Hanefi
Avcı,
Ergenekon terör örgütü savcıları
Zekeriya Öz,
Mehmet Ali Pekgüzel ve Nihat Taşkın'a ifade vermişti. Avcı, ifadesinde, 1984-1992 arasında Diyarbakır'da istihbarat şube müdürü olarak görev yaptığını, bu esnada
JİTEM diye bir kuruluş olduğunu ve Ankara'da başında
Veli Küçük isminde birinin olduğunu duyduğunu anlatıyor.
Halen
Eskişehir emniyet müdürü olarak görev yapan Avcı ifadesinde şunları söylüyor: "1992 yılında
İstanbul İstihbarat şube müdürü olarak görev yaptığımda o dönem mafyacı olarak bilinen
Sami Hoştan, Ali Fevzi Bir, Mehmet Özbay (
Abdullah Çatlı),
Sedat Peker, Mehmet Hadi Özcan,
Yaşar Öz gibi adamların bire bir
Veli Küçük ile ilişkisi olduğunu duydum. Veli Küçük de o dönem
Kocaeli İl Jandarma komutanı olarak görev yapıyordu. JİTEM ile resmî bağlantısı yoktu. Ancak devlet görevlileri ve polis ile askeriye ile irtibatlı olan mafyavari şahısları takip ettiğimiz esnada bu şahısların irtibatları ortaya çıkıyordu. Şu anda bu adamların geçmişte kullandığı telefonlar sorulduğunda birebir kimlerle görüştüğü geçmişe yönelik de olsa tespit edilebilir."

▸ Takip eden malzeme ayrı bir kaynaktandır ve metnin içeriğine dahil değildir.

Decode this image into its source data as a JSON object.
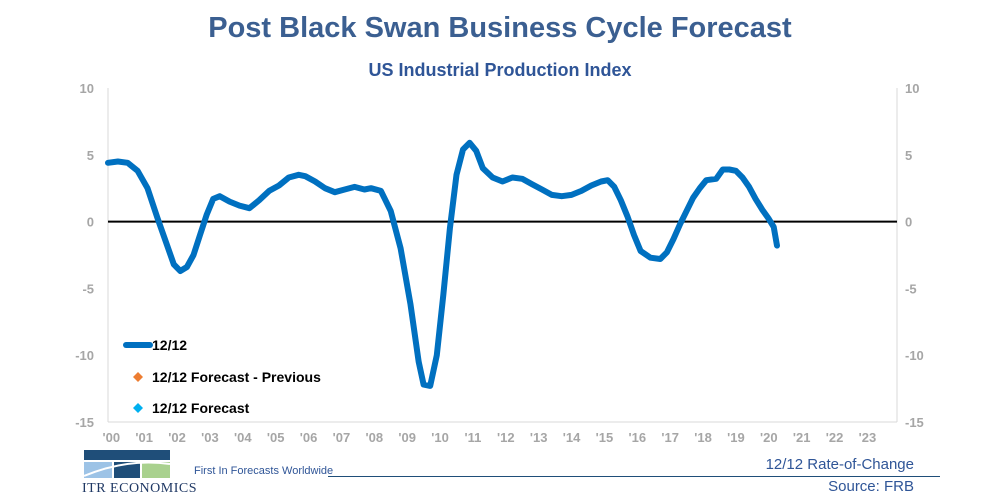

Hanefi Avcı, savcılara verdiği ifadede, 2001 yılında
Tuncay Güney'den çıkan Ergenekon'un yeniden yapılandırılması belgesinin çok dikkat
çekici olduğunu,
Susurluk komisyonunda benzer bir yapılanmanın olduğunu gördüğünü belirtti. Hanefi Avcı'nın açıklamaları, Ergenekon davasının sanıklarından
emekli Albay Arif Doğan'ın emniyetteki sorgusunda verdiği ifadeyle örtüşüyor. Emekli
Tuğgeneral Veli Küçük'ün sağ kolu olarak bilinen Arif Doğan, ifadesinde JİTEM'in kurucusu olduğunu söylemişti. Doğan, "Ben bunun kurucusuyum. Yasalara uygun olarak
terörle mücadele ettik. Faaliyet alanı
OHAL bölgesidir." ifadelerini kullanmıştı. Doğan, 1990 yılında Jandarma İstihbarat Grup Komutanlığı görevini Küçük' e devrettiğini aktarmıştı. Veli Küçük, 15
Aralık 2008'de yaptığı savunmasında JİTEM'in varlığını yalanlamıştı.
Hanefi Avcı'nın 1997 yılında
Meclis Susurluk
Araştırma Komisyonu'na verdiği ifadeler çok konuşulmuştu. Devlet içerisindeki illegal faaliyetlere dikkat çeken Avcı, MİT, JİTEM ve Emniyet İstihbaratı içerisindeki oluşumların terörle mücadele adı altında bir
takım kirli işler ve
faili meçhul cinayetleri işlediğini söylemişti.